One In Ten Admit To Using Abusive Language Toward A Disabled Person

One in ten adults in the UK admit to using abusive or offensive language toward a disabled person, a new poll reveals.

Results of the survey suggests that adults are ‘perpetuating and normalising bullying behaviour’ by directly voicing discriminatory remarks at disabled people and those with learning difficulties.

One in ten adults have directed abusive language toward a disabled person or someone with learning difficulties, with half of these doing so to be insulting.

The survey released today by the Anti-Bullying Alliance, together with the National Children’s Bureau (NCB), shows that four in ten (44%) adults use the words ‘spaz’, ‘spastic’, ‘retard’ or ‘mong’ in ‘casual’ conversation.  In addition, 65% hear others using these words in conversation, with over a third (37%) witnessing them being used online, says the NCB.

Almost a third (30%) of people who took part in the survey admitted to using the words directly toward a disabled person, with one in five saying they regarded it as ‘banter’ and one in ten used the words to be insulting.

Only 53% of adults accepted that using abusive remarks toward disabled people was unacceptable and 30% said they didn’t consider the words to be offensive.

When asked if they knew what the words meant, over a half of adults surveyed said didn’t know the history of the word ‘mong’, over a third didn’t know where the word ‘spastic’ came from and a quarter were unaware of the origins of the word ‘retard’. After being told about the origins of the words 28% said they would continue using them.

The findings also suggests abusive language is being picked up and used by children. 70% of teachers polled in the survey said they have overheard pupils using the words ‘spaz’, ‘spastic’, ‘retard’ or ‘mong’ at school. Half of the teachers surveyed said they had heard the language in ‘casual’ conservation, while the same number said children were using the words to insult or upset other children.

> Nothing new there, though.
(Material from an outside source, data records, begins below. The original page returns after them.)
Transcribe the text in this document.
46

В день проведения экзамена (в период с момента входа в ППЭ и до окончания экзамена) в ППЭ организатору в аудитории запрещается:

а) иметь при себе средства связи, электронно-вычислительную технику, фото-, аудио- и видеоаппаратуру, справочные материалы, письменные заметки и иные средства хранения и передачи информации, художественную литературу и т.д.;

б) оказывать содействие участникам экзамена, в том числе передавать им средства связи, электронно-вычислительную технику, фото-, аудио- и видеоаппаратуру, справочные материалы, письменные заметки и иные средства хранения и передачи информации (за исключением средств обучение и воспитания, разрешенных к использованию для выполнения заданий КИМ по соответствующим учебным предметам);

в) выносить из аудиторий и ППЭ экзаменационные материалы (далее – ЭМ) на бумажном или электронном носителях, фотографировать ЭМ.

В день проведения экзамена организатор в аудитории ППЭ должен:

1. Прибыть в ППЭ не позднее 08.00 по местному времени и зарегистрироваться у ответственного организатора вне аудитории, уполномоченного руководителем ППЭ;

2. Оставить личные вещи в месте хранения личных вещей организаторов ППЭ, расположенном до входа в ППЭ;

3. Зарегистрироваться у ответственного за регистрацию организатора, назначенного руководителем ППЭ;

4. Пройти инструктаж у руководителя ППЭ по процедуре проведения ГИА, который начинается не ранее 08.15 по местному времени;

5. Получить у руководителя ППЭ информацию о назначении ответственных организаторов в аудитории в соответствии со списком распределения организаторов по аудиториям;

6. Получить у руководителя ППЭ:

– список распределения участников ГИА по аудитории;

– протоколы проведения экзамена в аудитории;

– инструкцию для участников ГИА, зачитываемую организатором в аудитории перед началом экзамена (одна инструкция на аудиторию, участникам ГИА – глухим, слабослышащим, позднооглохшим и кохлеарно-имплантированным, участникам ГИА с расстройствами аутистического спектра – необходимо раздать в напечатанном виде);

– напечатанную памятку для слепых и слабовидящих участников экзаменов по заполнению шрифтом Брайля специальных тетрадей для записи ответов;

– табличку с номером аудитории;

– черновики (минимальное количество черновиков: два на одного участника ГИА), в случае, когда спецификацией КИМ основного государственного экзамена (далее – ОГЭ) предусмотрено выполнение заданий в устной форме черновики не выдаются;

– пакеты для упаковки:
Spaz was an insult when I was at primary school – directed at able-bodied kids. I doubt anyone actually knew of its origins or connotations, it was essentially a new word used as a term of abuse.

Likewise Mo – it wasn’t until much later that I worked out that it was descended from Homosexual. All we knew was that it was a derogatory term.

Presumably these terms originated with adults, taken up by their kids (without them understanding their meaning) and passed along to other kids, who passed them along ad infinitum…

More than half of teachers (55%) hear children using discriminatory language toward a disabled child/child with SEN, with just under half of these instances deliberately used as insults.

Disabled children and those with special educational needs (SEN) are twice as likely to be bullied as other children. 83% of young people with learning difficulties have suffered bullying, say the NCB. 90% of parents of children with Asperger Syndrome have reported the bullying of their child in the previous year.

National Coordinator of the Anti-Bullying Alliance, Lauren Seager-Smith, said:

“1 in 5 children of school age have a special educational need, those who existing evidence shows us are significantly more likely to suffer bullying. Our findings show that children are using these bullying words in general conversation, and worse still, to deliberately insult each other and their disabled peers or those with special educational needs.”

As adults we need to ask ourselves what our role is in this, when it became acceptable to use these and other discriminatory words as part of ‘banter’ and why we feel disabled people and those with special educational needs are fair game.”

> Because they’re seen as easy prey. Just as the unemployed as a whole are seen as easy prey by the likes of Iain Duncan Smith and his fellow bullies.

Existing evidence demonstrates just how pervasive the bullying of disabled children and those with special education needs is, yet as a society we are using discriminatory and hurtful language that is perpetuating the bullying of these vulnerable children in our schools. We must challenge the normalisation of this language and recognise the impact it is having on the attitudes of generations to come.”

Minister for Children and Families, Edward Timpson said:

“This is completely unacceptable. No child should ever say or hear these words whether used in conversation or as an insult.”

> So what about the rhetoric about scroungers, as pumped out incessantly by your government ? Isn’t that the same thing ?

“Schools have a responsibility to ensure that children can learn in an environment free from prejudice.”

To help tackle this we have given more power to heads to punish bad behaviour and there’s also now a greater focus on behaviour and bullying in school inspections.”